Für den Stabsgefreiten ergibt sich nun folgende Situation:
Im Vertrauen auf die Fürsorgepflicht der Bundeswehr hatte er sich als Wehrpflichtiger für den Beruf des Soldaten auf Zeit entschieden. Wegen seiner schweren Verwundungen wird er nicht wieder in seinen alten Beruf zurückkehren können. Eine Weiterverwendung bei der Bundeswehr kommt aber auch nicht infrage, weil er nicht über die 50‐Prozent‐Hürde der Wehrbeschädigung kommt. Er ist womöglich für sein Leben gezeichnet von seinen körperlichen und seelischen Verwundungen und darüber hinaus enttäuscht wegen des unsensiblen Verhaltens seines Dienstherrn.

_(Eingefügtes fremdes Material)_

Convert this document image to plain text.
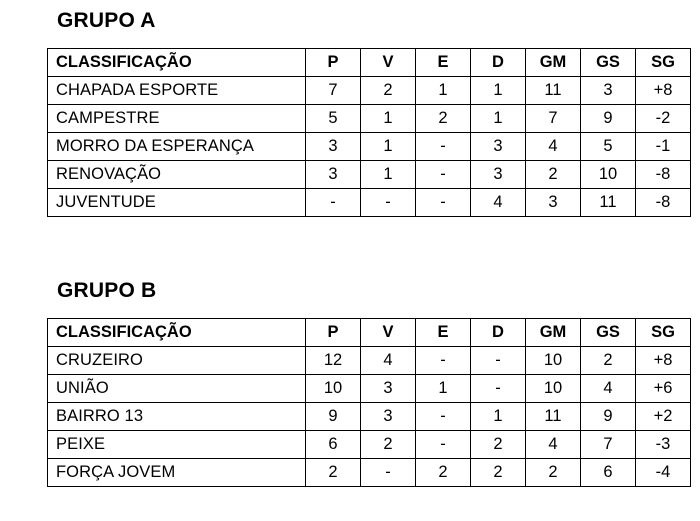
GRUPO A
CLASSIFICAÇÃO	P	V	E	D	GM	GS	SG
CHAPADA ESPORTE	7	2	1	1	11	3	+8
CAMPESTRE	5	1	2	1	7	9	-2
MORRO DA ESPERANÇA	3	1	-	3	4	5	-1
RENOVAÇÃO	3	1	-	3	2	10	-8
JUVENTUDE	-	-	-	4	3	11	-8
GRUPO B
CLASSIFICAÇÃO	P	V	E	D	GM	GS	SG
CRUZEIRO	12	4	-	-	10	2	+8
UNIÃO	10	3	1	-	10	4	+6
BAIRRO 13	9	3	-	1	11	9	+2
PEIXE	6	2	-	2	4	7	-3
FORÇA JOVEM	2	-	2	2	2	6	-4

Dieser Fall dokumentiert aus meiner Sicht nicht nur die Notwendigkeit, bestimmte Leistungsgesetze nachzubessern. Der Fall macht auch deutlich, dass die Soldaten besonders im vergangenen Jahr und speziell in Kunduz jeden Tag vor Augen haben, wie sich Einsatz und kriegsähnliche Szenarien auswirken können. Die Bundeswehrführung ist nach meiner Bewertung jedoch mit Blick auf die Fürsorgepflicht gegenüber den Soldatinnen und Soldaten noch nicht in der Einsatzrealität angekommen. Und wenn ich auf die Fürsorge zu sprechen komme, dann beziehe ich diese nicht nur auf die soziale Absicherung bei schwerer Verwundung oder Tod im Einsatz, sondern gerade auch auf den Schutz und die Sicherheit unserer Soldatinnen und Soldaten.
Auch hier einige konkrete Beispiele aus der Praxis:
Vor etwa vierzehn Tagen machte ich einen unangemeldeten Besuch bei einem Truppenteil der Infanterie, der unmittelbar vor der Verlegung nach Afghanistan stand. In einer Gesprächsrunde mit Soldaten unterschiedlicher
Dienstgrade trugen mir diese Folgendes vor: Soldaten, die als Kraftfahrer für schwere geschützte Fahrzeuge, wie den zwölfeinhalb Tonnen schweren Transportpanzer „Dingo“ und den über 10 Tonnen schweren Panzerspähwagen „Fennek“, eingeplant waren, hatten diese Fahrzeuge zwar schon gesehen, aber noch nicht gefahren. Um diese schweren geschützten Fahrzeuge im Einsatz wirklich sicher beherrschen zu können, bedarf es einer mehrmonatigen Ausbildung. Sogar für Außenstehende ist es absolut nachvollziehbar, wenn mir die Soldaten sagen, dass sowohl die Bedienung wie auch das Auf- und Absitzen im Gefecht wirklich drillmässig geübt werden müssen. Und weil die Ausbildung auf diesen „Dingos“ und „Fenneks“ wegen fehlender Fahrzeuge nicht mehr rechtzeitig stattfinden konnte, können die Kraftfahrer erst vor Ort in Kunduz ausgebildet werden. Was dies wiederum in dem schwierigen Gelände und bei den schweren Gefechten für die Soldaten bedeuten kann, muss ich an dieser Stelle nicht beschreiben.
Ich muss an dieser Stelle aber deutlich machen, dass ich beileibe nicht zum ersten Mal auf diese Fähigkeitslücken in der Ausbildung hinweise. Bereits seit Jahren kritisiere ich diesen Punkt. Trotzdem ist es bis heute nicht gelungen, die für die Ausbildung erforderliche Zahl von geschützten Fahrzeugen anzuschaffen. Das optimale Beherrschen der nicht einfach zu lenkenden Fahrzeuge kann entscheidend sein für das Überleben im Einsatz. Aus diesem Grund fehlt mir jedes Verständnis für dieses gravierende Defizit in der Ausstattung und in der Ausbildung!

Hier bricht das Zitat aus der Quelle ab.